A stall, parked beside a decaying bus shelter, is laden with wristbands, pocket sized bibles and posters quoting, whilst doves fly in sunset filled skies and young children look adoringly up at they’re mothers and fathers. The man behind it is old and decaying like his surroundings and his withered hand is raised in the air like a salute, a soldier in his never ending job of salvation. His eyes are blurred, their whites cuddling up to the pale blue irises that reside uselessly in their sunken sockets. His head swishes back and forth in an attempt to hear those who have passed by, waiting for a Samaritan so talked about in his big book of GOD.
The bus stop is frequently used, traces of human habitation are apparent and the floor is littered, and pockmarked with chewing gum. One lone figure is stood, lent up against the side of the shelter. One leg is bent and the foot pressed on the wall, the other straight and solitary. The person’s clothes are formal, the black suit shiny from the recent onslaught of rain ever so missed by the blind man.

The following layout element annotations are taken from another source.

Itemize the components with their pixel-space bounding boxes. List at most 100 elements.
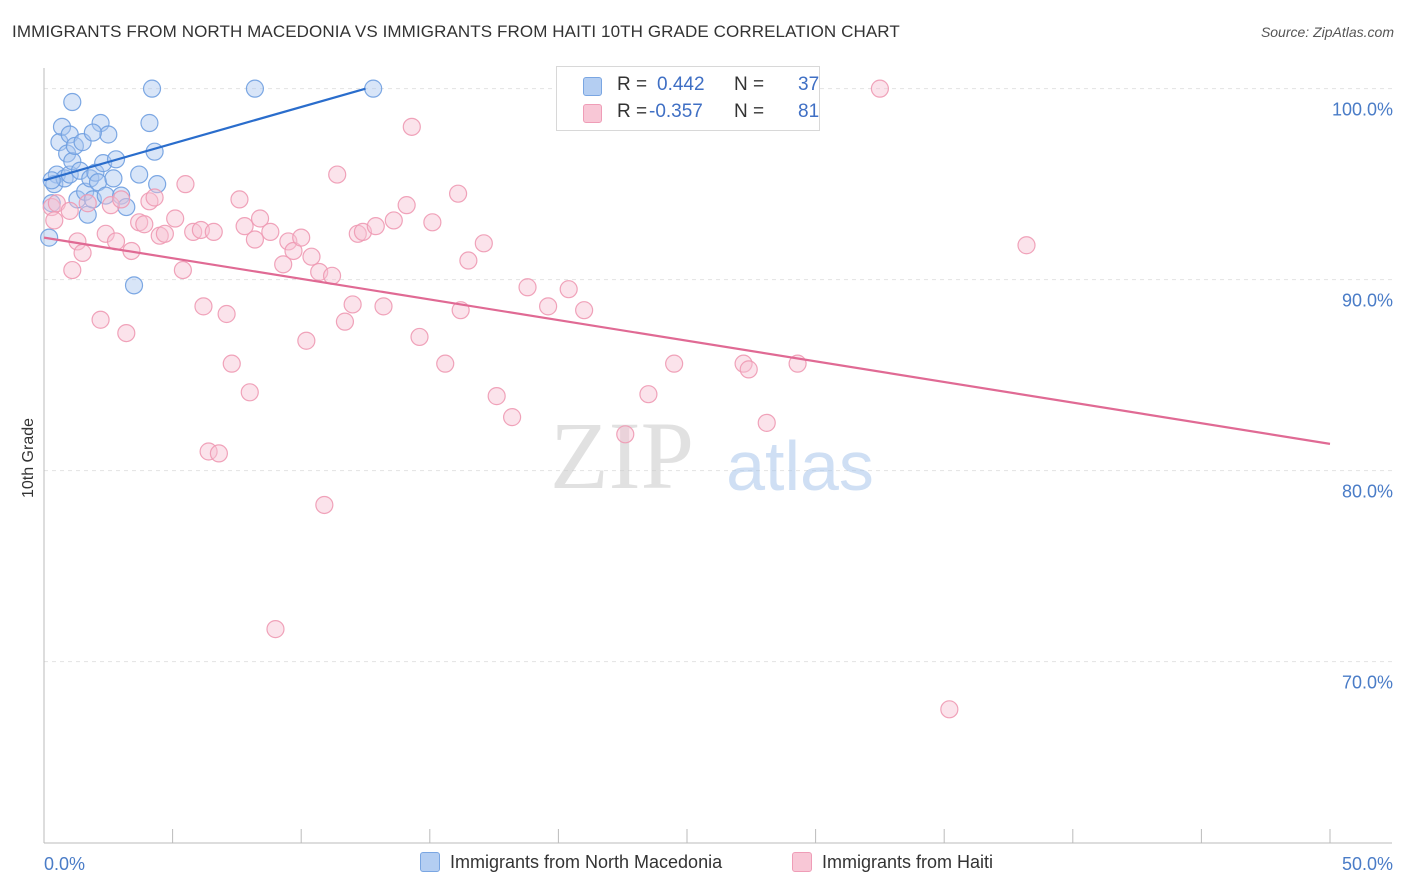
data-point xyxy=(209,444,228,463)
data-point xyxy=(384,211,403,230)
legend-swatch-pink xyxy=(583,104,602,123)
data-point xyxy=(402,117,421,136)
legend-label: Immigrants from Haiti xyxy=(822,852,994,872)
data-point xyxy=(1017,236,1036,255)
series-haiti xyxy=(42,79,1036,719)
data-point xyxy=(284,241,303,261)
legend-n-value: 81 xyxy=(798,101,820,122)
data-point xyxy=(96,186,115,205)
data-point xyxy=(176,175,195,194)
y-axis-label: 10th Grade xyxy=(20,418,37,498)
data-point xyxy=(240,383,259,402)
data-point xyxy=(222,354,241,373)
data-point xyxy=(124,276,144,295)
data-point xyxy=(335,312,355,331)
data-point xyxy=(397,196,416,215)
data-point xyxy=(145,188,164,207)
y-tick-label: 100.0% xyxy=(1332,100,1393,120)
data-point xyxy=(328,165,347,184)
data-point xyxy=(302,247,321,266)
data-point xyxy=(315,495,334,515)
data-point xyxy=(374,297,393,316)
axes xyxy=(43,68,1392,844)
data-point xyxy=(757,413,776,432)
data-point xyxy=(96,224,115,243)
tick-labels: 100.0% 90.0% 80.0% 70.0% 0.0% 50.0% xyxy=(44,100,1393,874)
stats-legend: R = 0.442 N = 37 R = -0.357 N = 81 xyxy=(556,66,820,131)
legend-n-label: N = xyxy=(734,74,765,95)
data-point xyxy=(45,211,64,230)
data-point xyxy=(140,113,159,133)
trend-line xyxy=(43,87,366,182)
x-tick-label: 0.0% xyxy=(44,854,85,874)
data-point xyxy=(230,190,249,209)
data-point xyxy=(639,385,658,404)
y-tick-label: 80.0% xyxy=(1342,482,1393,502)
data-point xyxy=(217,304,236,324)
legend-r-value: 0.442 xyxy=(657,74,705,95)
data-point xyxy=(166,209,185,228)
x-tick-label: 50.0% xyxy=(1342,854,1393,874)
legend-n-label: N = xyxy=(734,101,765,122)
data-point xyxy=(364,79,383,98)
data-point xyxy=(459,251,478,270)
data-point xyxy=(63,92,82,112)
data-point xyxy=(235,217,254,236)
data-point xyxy=(423,213,442,232)
legend-r-label: R = xyxy=(617,101,648,122)
data-point xyxy=(261,222,280,241)
watermark: ZIP atlas xyxy=(550,402,874,509)
legend-item-north-macedonia: Immigrants from North Macedonia xyxy=(420,852,722,873)
data-point xyxy=(112,190,131,209)
data-point xyxy=(448,184,468,203)
data-point xyxy=(518,278,537,297)
data-point xyxy=(101,196,120,215)
data-point xyxy=(173,260,192,280)
data-point xyxy=(487,387,506,406)
legend-r-value: -0.357 xyxy=(649,101,703,122)
data-point xyxy=(616,425,635,444)
data-point xyxy=(91,310,110,329)
data-point xyxy=(117,323,136,343)
legend-swatch-blue xyxy=(583,77,602,96)
data-point xyxy=(739,360,758,379)
data-point xyxy=(292,228,311,247)
data-point xyxy=(130,165,149,184)
legend-swatch-pink xyxy=(792,852,812,872)
data-point xyxy=(245,79,265,98)
data-point xyxy=(266,620,285,639)
y-tick-label: 70.0% xyxy=(1342,673,1393,693)
data-point xyxy=(76,182,95,201)
data-point xyxy=(88,173,108,192)
data-point xyxy=(734,354,753,373)
y-tick-label: 90.0% xyxy=(1342,291,1393,311)
data-point xyxy=(366,217,385,236)
series-north-macedonia xyxy=(40,79,383,295)
data-point xyxy=(870,79,890,98)
data-point xyxy=(78,194,97,213)
gridlines xyxy=(44,88,1392,663)
legend-n-value: 37 xyxy=(798,74,820,95)
trend-line xyxy=(43,236,1331,445)
source-label: Source: ZipAtlas.com xyxy=(1260,24,1394,40)
data-point xyxy=(204,222,223,241)
legend-swatch-blue xyxy=(420,852,440,872)
data-point xyxy=(539,297,558,316)
trend-lines xyxy=(43,87,1331,445)
data-point xyxy=(940,700,959,719)
data-point xyxy=(145,142,164,161)
data-point xyxy=(52,117,72,136)
data-point xyxy=(83,123,102,142)
data-point xyxy=(575,301,594,320)
watermark-zip: ZIP xyxy=(550,402,694,509)
data-point xyxy=(343,295,362,314)
data-point xyxy=(503,408,522,427)
data-point xyxy=(63,260,82,280)
data-point xyxy=(250,209,270,228)
data-point xyxy=(73,243,92,262)
data-point xyxy=(148,175,167,194)
data-point xyxy=(559,280,578,299)
legend-r-label: R = xyxy=(617,74,648,95)
data-point xyxy=(104,169,123,188)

The rain seems only meant for her and not even the arrival of the number 42 gives her any kind of happiness. Through the window, as the bus pulls away, the blind man can just be seen; a small halo-like glow formed above his head as the sun peaks through the clouds behind him.
Chapter One
The 7 am alarm burns into my brain like a hot poker probing my mind away from its peaceful slumber. The light is bright through the badly made, cheap curtains that adorn the windows of the upstairs box room of number 63 Ashen Road, and bares down on me as I lay tangled up beneath the bedclothes. I peak out and groan. The realisation of having to get up and go to work this early is not one I enjoy. Reaching out from under the sheets, my hand is welcomed by a horrible chill that makes me shiver all over and I quickly turn off the alarm before retreating back into the warm. My eyes have adjusted now and looking around I catch sight of my roughly laundered work clothes on the back of the desk chair. They are just too far away to reach whilst keeping all limbs in bed and I contemplate the necessary task of how quickly I can retrieve them in the shortest time possible. I guess it will take about 30 seconds. It takes about a minute as I shuffle through my underwear drawer in search of pants. Downstairs the large digital clock beside the microwave shines out a red glow, the eyes of the devil, the time: 7:30. It’s raining outside, the torrential globules of dirty water expel themselves from the dark sky above. God is sad today, I think, smiling to myself, something my Granddad used to say.
The bus of course is late, and standing alone I contemplate why it is that more people seem to be out on the roads in the rain. They can’t all decide that at the moment it starts to rain everyone in the whole world gets into a car to clog up the roads, because there are about the same amount of people walking the streets or at the bus stops. It is a completely bizarre and nonsensical thing to happen. Staring blankly, my mind wanders; there is a badly dressed elderly person on the other side of the road. They unlike everyone else in the vicinity is dry, they have one arm raised to the heavens as if in prayer, and the other reaching out towards me. I cannot see their face as the rain is skimming the air in blurred sheets, but they look ‘man’, skinny but quite possibly ‘man’. Staring furiously through the rain I think I recognise him, the shape of the face, the blank eyes staring, the shoddy clothes. Everything about him, although blurred, is familiar, as if from a memory, or a dream. But before my thought process could deepen the number 42 emerges from the mist.